Actin body mobilization requires glucose catabolism. (A) Schematic representation of the glycolysis pathway. Genes encoding each activity in S. cerevisiae are indicated in green. G6P, glucose-6-phosphate; F6P, fructose-6-phosphate; F1,6BP, fructose 1,6 bisphosphate; DHAP, dihydroxy acetone phosphate; G3P, glyceraldehyde 3 phosphate; 1,3BPG, 1,3 bis phosphoglycerate; 3-PG, 3 phosphoglycerate; 2-PG, 2 phosphoglycerate; PEP, phosphoenolpyruvate. (B) WT, snf3Δ, rgt2Δ, gpr1Δ (Δsensors) and hxk1Δ, hxk2Δ, and glk1Δ (Δhexokinases) strains were grown in galactose-rich medium. WT and a strain that cannot uptake glucose (Δtransporters strain; Wieczorke et al., 1999) were grown in maltose-rich medium.
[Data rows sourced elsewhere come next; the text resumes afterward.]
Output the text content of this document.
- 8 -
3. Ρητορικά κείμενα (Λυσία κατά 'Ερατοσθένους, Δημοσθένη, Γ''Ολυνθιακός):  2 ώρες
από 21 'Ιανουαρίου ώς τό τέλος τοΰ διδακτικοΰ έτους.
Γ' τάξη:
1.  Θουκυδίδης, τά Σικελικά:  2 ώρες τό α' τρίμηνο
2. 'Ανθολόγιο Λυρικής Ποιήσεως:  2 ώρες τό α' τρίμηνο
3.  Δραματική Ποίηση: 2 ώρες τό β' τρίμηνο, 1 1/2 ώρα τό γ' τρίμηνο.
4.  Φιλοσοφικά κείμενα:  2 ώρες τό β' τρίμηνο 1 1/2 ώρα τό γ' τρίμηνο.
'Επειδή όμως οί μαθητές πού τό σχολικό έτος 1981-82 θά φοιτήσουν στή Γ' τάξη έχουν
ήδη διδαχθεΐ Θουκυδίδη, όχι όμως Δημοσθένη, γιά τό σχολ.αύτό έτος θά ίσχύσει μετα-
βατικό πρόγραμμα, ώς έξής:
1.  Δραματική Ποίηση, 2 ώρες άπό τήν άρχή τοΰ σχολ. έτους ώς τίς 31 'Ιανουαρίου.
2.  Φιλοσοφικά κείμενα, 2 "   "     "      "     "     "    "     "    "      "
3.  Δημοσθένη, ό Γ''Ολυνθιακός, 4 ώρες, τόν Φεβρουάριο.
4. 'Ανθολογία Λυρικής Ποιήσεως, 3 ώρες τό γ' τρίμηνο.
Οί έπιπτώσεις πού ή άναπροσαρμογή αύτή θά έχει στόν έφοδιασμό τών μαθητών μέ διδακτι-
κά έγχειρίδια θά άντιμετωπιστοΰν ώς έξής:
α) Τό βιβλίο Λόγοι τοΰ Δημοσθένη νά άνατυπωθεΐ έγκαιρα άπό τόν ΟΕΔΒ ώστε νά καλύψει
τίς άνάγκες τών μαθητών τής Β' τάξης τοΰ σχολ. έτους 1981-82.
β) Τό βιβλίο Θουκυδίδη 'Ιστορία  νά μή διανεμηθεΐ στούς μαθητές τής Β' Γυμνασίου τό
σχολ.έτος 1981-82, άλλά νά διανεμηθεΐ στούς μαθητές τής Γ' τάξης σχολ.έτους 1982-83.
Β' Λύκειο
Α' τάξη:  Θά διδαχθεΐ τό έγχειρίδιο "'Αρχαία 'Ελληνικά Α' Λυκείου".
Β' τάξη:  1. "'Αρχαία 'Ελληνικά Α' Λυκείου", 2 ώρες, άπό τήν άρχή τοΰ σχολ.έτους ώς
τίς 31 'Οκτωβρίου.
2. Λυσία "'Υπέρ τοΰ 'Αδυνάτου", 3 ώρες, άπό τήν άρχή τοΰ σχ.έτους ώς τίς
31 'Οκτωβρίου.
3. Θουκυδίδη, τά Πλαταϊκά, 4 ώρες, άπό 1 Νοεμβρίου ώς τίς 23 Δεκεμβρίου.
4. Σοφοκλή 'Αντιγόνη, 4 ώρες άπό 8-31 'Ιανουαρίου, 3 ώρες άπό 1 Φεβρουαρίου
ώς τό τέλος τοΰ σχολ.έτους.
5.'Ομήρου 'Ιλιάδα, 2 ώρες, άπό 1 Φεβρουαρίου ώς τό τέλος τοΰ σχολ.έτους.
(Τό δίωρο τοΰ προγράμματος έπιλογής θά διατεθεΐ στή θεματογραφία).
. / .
WT and pgi1Δ mutant were grown in fructose-rich medium. WT, pfk1Δ, pfk2Δ double mutant, and pgk1Δ mutants were grown in lactate-rich medium. After 7 d, cells were transferred into glucose (2%) and the actin cytoskeleton remodeling was monitored by phalloidin staining. (C) UV chromatograms from WT cells grown for 7 d in YPDA (black line), then transferred for 15 min into 2% glucose (red line) or into water (green line). Blue insets show enlarged views of the of AICAR and SAICAR peaks, the black inset shows amperometric detection of G6P and F1,6BP. (D and E) WT and pgi1 strains were grown for 7 d in rich medium containing 2% fructose, then transferred into either a 2% glucose or fructose solution. (D) ATP, G6P, and F1,6BP concentration measured before (7 d) and 15 min after transfer. (E) Actin cytoskeleton organization revealed by phalloidin staining. For each time point, n > 200 cells, at least two experiments. Error bars indicate SEM.